Tax Covenants and Warranties

G The classic tax covenant sticks closely to the underlying tax cash flows and therefore ignores the impact of deferred taxation provisions, but does not do the same with deferred taxation assets. This apparent inconsistency is partly reconciled by various protections to the Sellers in respect of Corresponding Savings and Sellers’ Reliefs. However there is no protection provided to the Buyer from the tax covenant in the event that deferred tax liabilities are underprovided. The Buyer may therefore find that the tax charge in the accounts after Completion is greater than he had anticipated due to this factor.

1Introduction

1.1 The most common error in the first draft of the tax covenant is the simplest: the tax covenant has not been correctly modified so that it reflects the nature of the transaction.
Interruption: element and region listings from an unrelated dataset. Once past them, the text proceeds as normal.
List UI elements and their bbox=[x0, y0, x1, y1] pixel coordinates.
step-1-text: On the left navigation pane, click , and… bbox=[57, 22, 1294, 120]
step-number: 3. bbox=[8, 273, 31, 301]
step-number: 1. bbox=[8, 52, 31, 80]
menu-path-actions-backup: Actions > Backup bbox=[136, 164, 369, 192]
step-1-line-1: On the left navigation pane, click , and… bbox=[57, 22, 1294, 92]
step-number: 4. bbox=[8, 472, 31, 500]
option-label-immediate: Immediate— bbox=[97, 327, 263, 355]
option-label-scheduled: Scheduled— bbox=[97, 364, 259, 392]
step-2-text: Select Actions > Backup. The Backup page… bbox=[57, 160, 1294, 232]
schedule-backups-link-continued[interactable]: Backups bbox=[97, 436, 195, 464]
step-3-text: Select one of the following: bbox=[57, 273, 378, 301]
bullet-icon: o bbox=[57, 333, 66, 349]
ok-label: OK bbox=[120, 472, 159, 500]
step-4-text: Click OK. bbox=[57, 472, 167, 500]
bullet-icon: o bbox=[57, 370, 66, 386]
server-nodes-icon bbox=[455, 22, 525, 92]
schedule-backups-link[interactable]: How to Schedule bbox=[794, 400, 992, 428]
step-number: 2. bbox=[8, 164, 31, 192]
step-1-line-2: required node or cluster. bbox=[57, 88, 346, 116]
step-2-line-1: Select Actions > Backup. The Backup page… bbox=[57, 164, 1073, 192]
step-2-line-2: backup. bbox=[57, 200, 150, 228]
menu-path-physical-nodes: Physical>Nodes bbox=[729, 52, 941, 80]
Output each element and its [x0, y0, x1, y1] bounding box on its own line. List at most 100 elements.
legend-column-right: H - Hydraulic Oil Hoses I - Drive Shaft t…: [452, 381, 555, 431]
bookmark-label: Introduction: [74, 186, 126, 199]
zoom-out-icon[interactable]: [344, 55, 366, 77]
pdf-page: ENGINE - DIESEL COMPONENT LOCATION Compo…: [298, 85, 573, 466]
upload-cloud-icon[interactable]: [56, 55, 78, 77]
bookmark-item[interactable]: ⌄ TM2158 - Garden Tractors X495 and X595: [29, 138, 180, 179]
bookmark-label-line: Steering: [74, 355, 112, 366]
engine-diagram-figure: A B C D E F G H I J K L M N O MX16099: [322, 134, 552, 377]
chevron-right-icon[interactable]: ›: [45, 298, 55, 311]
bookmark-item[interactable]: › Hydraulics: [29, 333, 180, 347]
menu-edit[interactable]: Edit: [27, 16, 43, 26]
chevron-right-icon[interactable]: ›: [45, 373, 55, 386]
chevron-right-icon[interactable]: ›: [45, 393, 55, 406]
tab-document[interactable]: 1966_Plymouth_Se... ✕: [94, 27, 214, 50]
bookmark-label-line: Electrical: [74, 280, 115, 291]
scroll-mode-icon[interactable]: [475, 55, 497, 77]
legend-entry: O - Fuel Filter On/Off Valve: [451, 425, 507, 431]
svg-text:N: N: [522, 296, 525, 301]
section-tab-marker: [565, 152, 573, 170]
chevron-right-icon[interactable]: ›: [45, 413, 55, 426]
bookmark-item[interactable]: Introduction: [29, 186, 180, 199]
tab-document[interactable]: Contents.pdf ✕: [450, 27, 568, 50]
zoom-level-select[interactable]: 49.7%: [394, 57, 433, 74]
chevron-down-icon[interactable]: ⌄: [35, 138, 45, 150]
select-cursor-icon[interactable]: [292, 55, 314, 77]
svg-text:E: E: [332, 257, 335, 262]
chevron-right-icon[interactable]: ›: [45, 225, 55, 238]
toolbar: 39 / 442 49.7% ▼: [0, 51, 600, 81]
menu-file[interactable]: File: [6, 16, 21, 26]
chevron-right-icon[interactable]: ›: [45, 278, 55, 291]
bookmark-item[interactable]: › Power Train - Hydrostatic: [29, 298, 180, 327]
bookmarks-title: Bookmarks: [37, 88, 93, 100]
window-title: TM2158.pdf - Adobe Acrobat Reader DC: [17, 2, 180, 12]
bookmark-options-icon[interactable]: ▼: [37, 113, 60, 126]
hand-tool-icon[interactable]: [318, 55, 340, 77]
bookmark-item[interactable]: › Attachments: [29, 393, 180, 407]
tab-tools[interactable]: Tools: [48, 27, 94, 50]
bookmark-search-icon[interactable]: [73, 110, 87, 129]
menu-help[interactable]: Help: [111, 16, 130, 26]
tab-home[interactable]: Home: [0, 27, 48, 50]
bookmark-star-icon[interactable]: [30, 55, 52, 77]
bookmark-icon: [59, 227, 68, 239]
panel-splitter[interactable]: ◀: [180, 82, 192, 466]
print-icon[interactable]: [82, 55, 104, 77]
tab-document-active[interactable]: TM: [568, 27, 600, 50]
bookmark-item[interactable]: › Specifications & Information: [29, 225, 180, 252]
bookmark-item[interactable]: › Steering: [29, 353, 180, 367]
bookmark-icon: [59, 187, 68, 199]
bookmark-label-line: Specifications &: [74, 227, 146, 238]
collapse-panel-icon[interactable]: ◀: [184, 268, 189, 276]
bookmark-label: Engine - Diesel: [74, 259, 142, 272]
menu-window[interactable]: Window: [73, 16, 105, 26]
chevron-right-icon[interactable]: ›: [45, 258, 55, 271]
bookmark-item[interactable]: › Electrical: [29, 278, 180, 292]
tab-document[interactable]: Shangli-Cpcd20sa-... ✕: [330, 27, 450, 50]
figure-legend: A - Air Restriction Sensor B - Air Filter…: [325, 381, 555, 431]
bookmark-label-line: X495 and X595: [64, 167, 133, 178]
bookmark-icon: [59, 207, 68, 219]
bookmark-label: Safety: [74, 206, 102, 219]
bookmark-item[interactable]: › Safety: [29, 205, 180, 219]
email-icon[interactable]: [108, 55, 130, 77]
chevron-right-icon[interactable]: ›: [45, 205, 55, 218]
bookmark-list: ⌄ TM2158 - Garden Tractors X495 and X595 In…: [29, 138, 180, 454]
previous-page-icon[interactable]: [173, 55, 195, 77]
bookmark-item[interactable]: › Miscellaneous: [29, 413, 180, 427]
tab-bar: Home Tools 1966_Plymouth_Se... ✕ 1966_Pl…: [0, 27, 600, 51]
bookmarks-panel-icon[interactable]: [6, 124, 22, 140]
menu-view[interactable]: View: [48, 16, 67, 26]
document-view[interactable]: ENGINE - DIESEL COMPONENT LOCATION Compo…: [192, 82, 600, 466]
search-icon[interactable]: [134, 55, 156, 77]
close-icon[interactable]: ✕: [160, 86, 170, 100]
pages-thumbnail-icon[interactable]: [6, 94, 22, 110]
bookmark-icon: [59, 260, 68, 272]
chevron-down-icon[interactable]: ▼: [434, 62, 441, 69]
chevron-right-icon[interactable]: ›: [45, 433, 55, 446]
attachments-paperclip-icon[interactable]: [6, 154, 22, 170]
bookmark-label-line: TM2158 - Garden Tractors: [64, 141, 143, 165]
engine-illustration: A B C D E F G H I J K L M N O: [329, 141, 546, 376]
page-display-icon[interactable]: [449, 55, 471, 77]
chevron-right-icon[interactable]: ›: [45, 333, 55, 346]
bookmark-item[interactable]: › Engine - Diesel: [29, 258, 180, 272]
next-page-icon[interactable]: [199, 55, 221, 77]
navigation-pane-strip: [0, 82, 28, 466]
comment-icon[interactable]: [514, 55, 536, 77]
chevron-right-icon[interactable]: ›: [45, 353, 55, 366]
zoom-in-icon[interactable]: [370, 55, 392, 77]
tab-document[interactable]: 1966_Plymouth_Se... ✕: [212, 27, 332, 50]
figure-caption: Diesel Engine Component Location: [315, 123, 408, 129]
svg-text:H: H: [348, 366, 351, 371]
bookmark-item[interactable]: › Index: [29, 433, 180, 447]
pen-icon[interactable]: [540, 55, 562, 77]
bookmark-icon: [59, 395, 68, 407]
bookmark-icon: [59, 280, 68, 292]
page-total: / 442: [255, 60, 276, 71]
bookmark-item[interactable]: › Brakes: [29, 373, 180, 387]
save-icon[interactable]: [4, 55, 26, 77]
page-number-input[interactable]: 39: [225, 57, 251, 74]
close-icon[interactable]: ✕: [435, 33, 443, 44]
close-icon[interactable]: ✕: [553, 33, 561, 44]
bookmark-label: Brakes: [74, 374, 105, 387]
1.2 There are a number of ways that transactions can be struck: two of the most common bases are:

1.2.1 the consideration is agreed, based on the innate value of the business, and there are to be no Completion Accounts. The Sellers warrant to deliver at least the level of net assets as shown by the Last Accounts. There are provisions that no distributions or “leakage” will be taken from the Company in the stub period from the Last Accounts to Completion. Implicit in this structure is that the Company has a value which does not vary month by month: by way of example if the company is generating profits before tax of £1 million a year, on a rising trend, the value agreed between the Buyer and the Sellers may be £7 million. If this value includes a significant goodwill component, it will be considered that this value does not vary week by week and month by month: the value of the company has been agreed and it is not expected to alter within a time- span of say 6 months. The fact that the net assets will be gradually increased in that period as profits are made and retained is not sufficiently material to vary the perception of the £7 million value. The price is agreed in say February and it remains the price in May; 1.2.2 the positive or negative goodwill component of the deal is agreed, but the actual consideration is to be determined by Completion Accounts. The Sellers can withdraw profits from the Company within certain limits but such withdrawals automatically lead to a price adjustment through the mechanism of the Completion Accounts. This approach is therefore linking the price payable for the shares very closely to the increases or decreases in the net assets as the transaction proceeds: if the managing director, in an act of low cunning, buys his wife’s car from the company for a price markedly below the book amount just prior to Completion, this act leads to an adjustment to the Consideration. This approach of Completion Accounts is very appropriate for smaller transactions, notably those where the Sellers are less sophisticated. 1.3 The pricing structures in 1.2.1 and 1.2.2 are mutually exclusive. The standard tax covenant precedent used by the Buyer’s solicitors has to be modified to be consistent with these alternative structures.